Der 53-jährige Hüne gäbe mit Glatze, Bart, zahlreichen Tätowierungen und lässigem Hoodie einen prima Jugendleiter im sozio-kulturellen Zentrum nebenan ab. Er entspricht so gar nicht dem Klischeebild eines Senators.

US-Midterms: Fetterman war „coolster Bürgermeister Amerikas“

Doch Als Vize-Gouverneur des Bundesstaates und ehemaliger Bürgermeister hat sich Fetterman den Ruf eines harten Streiters für Arbeitnehmerinteressen erworben. Der britische „Guardian“ nannte ihn den „coolsten Bürgermeister von Amerika“. Und tatsächlich hat er, wenn er auf der Wahlkampfbühne steht, mehr von einem Roadie, der die Kisten schleppt, als von einem Politiker kurz vor seinem Auftritt.
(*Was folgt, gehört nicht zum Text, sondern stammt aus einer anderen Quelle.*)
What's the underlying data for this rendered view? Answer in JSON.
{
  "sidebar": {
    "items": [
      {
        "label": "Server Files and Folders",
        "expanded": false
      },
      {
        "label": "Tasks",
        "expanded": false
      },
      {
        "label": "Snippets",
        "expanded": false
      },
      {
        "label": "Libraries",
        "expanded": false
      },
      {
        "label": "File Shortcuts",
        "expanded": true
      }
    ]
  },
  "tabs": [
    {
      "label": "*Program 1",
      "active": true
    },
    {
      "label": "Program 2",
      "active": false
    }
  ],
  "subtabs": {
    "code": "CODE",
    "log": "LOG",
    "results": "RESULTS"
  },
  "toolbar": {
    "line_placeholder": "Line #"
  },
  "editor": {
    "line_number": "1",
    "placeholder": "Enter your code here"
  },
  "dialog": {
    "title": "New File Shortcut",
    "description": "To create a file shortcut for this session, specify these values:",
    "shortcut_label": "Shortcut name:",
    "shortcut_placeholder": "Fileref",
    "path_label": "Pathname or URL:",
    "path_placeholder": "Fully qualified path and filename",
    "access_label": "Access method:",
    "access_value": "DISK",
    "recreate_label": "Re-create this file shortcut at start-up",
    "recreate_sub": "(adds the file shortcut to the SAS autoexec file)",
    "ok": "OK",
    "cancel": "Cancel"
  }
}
Fetterman macht Politik mit klaren Sätzen und einfachen Aussagen, ist sehr nah an den Menschen. Und tatsächlich hat er es geschafft, die zu den Republikanern abgewanderte Wähler zurückzuholen.

Ein Schlaganfall warf John Fetterman aus der Bahn

Vor den Wahlen hatte Fettermans Klartext allerdings extrem gelitten. Er hatte im Frühsommer einen Schlaganfall erlitten, den er zunächst verheimlichte. Er stellte sich sogar einer TV-Debatte und machte dabei eine teilweise eher bemitleidenswert hilflose Figur.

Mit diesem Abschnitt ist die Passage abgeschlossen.